Profile: Paul Carter
Director, Citigroup International Consulting
In March, Citigroup announced the formation of a new consulting enterprise, Citigroup Institutional Consulting (CIC), which came out of the gate with $45 billion in assets. The choice of the executive to run CIC was out of the blue. Paul Carter is no ex-wholesaler or adviser-rather, he’s an alarmingly youthful Australian (he is, in fact, 33), armed with a Harvard MBA (he’s a Baker Scholar, and graduated in the top 5% of his class) and seven years of consulting at The Boston Consulting Group. He’s also a prototype of the new breed transforming financial services-formidably intelligent but careful not to flaunt it, personable, a steel-trap mind moderated by affability. PLANADVISER talked to Carter about the whys and wherefores of CIC.
What led to the creation of CIC?
Changes in the market require new thinking. We recognized this internally but also were told by the very top institutional producers at Smith Barney that we needed to make additional investments and rethink our approach in order to allow them to compete properly.
Who are these top-end advisers that will be invited to join CIC?

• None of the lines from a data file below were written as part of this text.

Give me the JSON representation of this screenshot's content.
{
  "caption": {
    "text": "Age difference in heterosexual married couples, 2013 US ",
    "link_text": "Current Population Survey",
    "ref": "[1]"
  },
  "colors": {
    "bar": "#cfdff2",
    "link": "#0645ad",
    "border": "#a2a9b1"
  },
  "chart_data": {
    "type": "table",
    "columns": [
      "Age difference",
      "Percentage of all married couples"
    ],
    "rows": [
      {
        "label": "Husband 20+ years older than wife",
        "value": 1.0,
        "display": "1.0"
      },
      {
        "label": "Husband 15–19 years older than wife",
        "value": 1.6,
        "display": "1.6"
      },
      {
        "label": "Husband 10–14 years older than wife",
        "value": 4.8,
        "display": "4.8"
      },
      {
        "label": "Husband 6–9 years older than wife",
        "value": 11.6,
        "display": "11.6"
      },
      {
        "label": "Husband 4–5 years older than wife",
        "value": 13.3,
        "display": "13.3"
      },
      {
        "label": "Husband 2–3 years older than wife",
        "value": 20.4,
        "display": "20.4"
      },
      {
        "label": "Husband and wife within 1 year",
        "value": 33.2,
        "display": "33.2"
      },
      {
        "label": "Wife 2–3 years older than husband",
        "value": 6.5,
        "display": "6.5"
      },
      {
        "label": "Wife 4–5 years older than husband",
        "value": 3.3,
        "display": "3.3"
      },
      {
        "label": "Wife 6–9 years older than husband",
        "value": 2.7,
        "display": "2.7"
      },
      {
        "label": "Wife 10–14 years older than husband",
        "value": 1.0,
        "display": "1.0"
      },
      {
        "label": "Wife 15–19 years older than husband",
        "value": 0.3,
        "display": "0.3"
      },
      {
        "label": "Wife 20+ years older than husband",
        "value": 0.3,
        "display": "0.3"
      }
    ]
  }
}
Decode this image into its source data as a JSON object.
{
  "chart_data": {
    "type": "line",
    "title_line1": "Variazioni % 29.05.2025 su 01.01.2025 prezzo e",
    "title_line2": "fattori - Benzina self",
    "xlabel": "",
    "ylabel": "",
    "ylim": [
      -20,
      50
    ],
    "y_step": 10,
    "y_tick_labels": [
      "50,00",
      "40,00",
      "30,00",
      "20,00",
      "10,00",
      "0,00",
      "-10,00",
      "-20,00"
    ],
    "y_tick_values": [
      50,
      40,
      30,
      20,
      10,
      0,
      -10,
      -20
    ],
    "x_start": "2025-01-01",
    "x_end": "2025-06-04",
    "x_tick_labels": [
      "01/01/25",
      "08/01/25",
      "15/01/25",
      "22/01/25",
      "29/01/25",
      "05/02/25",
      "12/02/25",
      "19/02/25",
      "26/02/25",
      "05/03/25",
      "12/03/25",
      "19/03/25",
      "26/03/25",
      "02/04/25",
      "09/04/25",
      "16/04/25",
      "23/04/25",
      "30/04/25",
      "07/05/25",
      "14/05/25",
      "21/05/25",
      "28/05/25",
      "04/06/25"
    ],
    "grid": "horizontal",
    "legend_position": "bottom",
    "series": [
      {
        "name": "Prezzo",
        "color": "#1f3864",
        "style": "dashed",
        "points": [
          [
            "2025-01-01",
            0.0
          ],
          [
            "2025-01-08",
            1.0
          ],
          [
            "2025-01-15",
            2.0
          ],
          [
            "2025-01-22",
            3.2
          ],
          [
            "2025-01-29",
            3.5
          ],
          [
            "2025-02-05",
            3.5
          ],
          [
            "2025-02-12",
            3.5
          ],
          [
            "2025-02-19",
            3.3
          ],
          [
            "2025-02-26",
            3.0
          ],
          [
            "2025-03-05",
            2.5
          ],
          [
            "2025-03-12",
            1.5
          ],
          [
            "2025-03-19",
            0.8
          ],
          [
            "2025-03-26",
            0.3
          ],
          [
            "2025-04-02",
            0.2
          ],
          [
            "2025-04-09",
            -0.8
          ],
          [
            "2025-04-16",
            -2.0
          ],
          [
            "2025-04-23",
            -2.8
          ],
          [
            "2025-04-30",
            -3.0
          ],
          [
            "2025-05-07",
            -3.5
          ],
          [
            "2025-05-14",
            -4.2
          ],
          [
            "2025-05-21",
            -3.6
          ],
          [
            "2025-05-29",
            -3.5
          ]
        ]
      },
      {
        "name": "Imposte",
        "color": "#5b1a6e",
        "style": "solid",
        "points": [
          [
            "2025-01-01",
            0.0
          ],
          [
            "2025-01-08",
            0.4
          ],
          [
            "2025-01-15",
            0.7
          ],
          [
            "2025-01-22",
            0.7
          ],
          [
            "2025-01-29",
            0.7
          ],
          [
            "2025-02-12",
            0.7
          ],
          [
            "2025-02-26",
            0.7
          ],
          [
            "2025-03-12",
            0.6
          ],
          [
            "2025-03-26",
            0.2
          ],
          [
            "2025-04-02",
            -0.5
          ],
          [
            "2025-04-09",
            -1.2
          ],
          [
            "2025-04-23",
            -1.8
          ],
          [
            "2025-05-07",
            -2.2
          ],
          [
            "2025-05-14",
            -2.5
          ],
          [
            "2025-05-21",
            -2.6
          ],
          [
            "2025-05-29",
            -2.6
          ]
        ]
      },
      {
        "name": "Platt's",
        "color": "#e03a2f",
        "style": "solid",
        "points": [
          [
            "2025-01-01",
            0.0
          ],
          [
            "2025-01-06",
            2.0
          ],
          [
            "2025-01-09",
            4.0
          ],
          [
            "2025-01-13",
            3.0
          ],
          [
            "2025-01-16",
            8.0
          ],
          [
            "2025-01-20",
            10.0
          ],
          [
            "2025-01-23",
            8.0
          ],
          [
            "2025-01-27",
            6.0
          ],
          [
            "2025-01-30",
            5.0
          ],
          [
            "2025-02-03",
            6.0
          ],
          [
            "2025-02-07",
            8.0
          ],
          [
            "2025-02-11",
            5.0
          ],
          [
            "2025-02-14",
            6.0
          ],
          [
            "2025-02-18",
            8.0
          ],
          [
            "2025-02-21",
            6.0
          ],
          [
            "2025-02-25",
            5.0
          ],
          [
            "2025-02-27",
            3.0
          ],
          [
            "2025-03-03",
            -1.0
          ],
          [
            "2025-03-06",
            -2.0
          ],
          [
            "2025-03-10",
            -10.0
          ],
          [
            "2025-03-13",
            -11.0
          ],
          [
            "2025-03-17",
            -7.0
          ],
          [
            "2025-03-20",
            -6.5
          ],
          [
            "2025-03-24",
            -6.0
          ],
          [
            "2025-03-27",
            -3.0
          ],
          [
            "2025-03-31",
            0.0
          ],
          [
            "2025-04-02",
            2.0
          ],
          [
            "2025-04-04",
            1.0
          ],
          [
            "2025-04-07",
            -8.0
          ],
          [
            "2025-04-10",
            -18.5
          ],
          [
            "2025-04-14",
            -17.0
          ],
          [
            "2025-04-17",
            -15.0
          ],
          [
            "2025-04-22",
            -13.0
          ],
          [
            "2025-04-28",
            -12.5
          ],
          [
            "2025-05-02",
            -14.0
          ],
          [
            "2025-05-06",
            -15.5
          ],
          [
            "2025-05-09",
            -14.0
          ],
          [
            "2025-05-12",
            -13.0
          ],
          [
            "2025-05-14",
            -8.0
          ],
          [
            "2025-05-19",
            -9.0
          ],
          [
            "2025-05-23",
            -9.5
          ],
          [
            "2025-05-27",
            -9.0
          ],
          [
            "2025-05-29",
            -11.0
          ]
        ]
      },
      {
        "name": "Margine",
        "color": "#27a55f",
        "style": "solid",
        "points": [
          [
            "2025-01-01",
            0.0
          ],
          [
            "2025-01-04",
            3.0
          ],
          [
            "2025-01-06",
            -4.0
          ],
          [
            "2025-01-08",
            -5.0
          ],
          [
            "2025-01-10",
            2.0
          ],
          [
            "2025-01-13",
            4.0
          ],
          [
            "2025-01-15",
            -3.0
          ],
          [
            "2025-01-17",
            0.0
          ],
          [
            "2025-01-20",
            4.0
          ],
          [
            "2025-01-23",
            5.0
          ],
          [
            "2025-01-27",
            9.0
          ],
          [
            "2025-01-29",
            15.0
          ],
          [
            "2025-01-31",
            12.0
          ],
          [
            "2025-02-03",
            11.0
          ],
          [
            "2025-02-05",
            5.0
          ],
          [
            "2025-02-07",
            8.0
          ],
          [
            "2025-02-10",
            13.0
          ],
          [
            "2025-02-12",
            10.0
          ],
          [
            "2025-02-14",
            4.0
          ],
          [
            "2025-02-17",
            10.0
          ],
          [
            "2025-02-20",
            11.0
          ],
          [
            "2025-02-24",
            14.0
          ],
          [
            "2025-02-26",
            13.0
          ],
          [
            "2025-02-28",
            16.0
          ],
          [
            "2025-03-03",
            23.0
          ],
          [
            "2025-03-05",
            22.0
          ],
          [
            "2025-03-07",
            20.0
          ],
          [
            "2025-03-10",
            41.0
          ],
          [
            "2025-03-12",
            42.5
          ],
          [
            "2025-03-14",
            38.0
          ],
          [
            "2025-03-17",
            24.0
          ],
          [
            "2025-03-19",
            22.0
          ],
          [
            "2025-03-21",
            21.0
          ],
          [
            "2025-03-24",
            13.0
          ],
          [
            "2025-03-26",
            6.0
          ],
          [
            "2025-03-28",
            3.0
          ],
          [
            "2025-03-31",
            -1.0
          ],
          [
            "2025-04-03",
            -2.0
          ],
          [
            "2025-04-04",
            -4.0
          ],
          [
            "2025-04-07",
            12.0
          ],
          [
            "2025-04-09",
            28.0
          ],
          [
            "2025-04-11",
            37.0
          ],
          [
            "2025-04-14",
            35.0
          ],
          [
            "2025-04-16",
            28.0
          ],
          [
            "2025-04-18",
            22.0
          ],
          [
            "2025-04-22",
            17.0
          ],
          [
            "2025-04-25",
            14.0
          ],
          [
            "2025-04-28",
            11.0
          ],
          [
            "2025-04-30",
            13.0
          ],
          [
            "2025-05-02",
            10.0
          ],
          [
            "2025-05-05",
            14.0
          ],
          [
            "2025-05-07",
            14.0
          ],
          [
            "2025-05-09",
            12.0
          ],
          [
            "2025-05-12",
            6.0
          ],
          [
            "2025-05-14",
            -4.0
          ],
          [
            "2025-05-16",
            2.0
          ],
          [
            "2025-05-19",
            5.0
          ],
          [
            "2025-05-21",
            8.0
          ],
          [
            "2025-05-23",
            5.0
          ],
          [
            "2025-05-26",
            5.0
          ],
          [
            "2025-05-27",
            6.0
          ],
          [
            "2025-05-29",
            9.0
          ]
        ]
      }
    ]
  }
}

These are real veterans, some of them going back to EF Hutton days, starting as traditional brokers but increasingly evolving into fee-based advisers. They are leaders in the managed accounts world, the alternatives world, the very top-end producers in the entire Smith Barney group. Their clients (especially in the foundation and endowment world) are very sophisticated. We have to be able to deliver to these clients the very best that Citigroup has to offer.
How many consultants will you support at CIC?
As of now, we have 27 teams, with about 70 consultants in total. They’re spread across 25 offices in the US. Our challenge is to make sure that every one of those 27 teams wins its next RFP, and the one after that. That means giving them the best research, the best technical and operational capabilities, and substantial marketing and communication collateral and support.
Will they be compensated differently?
Not in the short term.
Will you recruit from outside Smith Barney?
Yes, as soon as we’re totally confident that we have this first iteration hitting on all cylinders within Citigroup. This is going to cost money. The new Citigroup is famously tight in that regard. I am budgeting now and, at this point, haven’t been denied anything. The institution understands the importance of this effort.
How about letting CIC members act as fiduciaries?
We’ll look at this on a case-by-case basis. Where it makes sense, we’ll do it.
The world is moving remorselessly toward DC solutions: Aren’t you missing the boat here?
When we analyzed the business of our senior institutional consultants, [we saw that] their clients run the gamut of foundations, endowments, Taft-Hartley funds, with both DC and DB plans. We believe that, to serve these clients, you need wider expertise than just DC. We’re creating investment policy statements, asset allocation advice, manager selection and monitoring, and performance measurement—much of which is applicable to the DC world. Our sweet spot is the mid-size institution—that’s our bet.
What’s a nice Melbourne boy doing running CIC?
The answer is simple. My wife, Wendy, wanted to move to New York, and I did as I was told. There is no doubt as to who makes the big decisions in our household.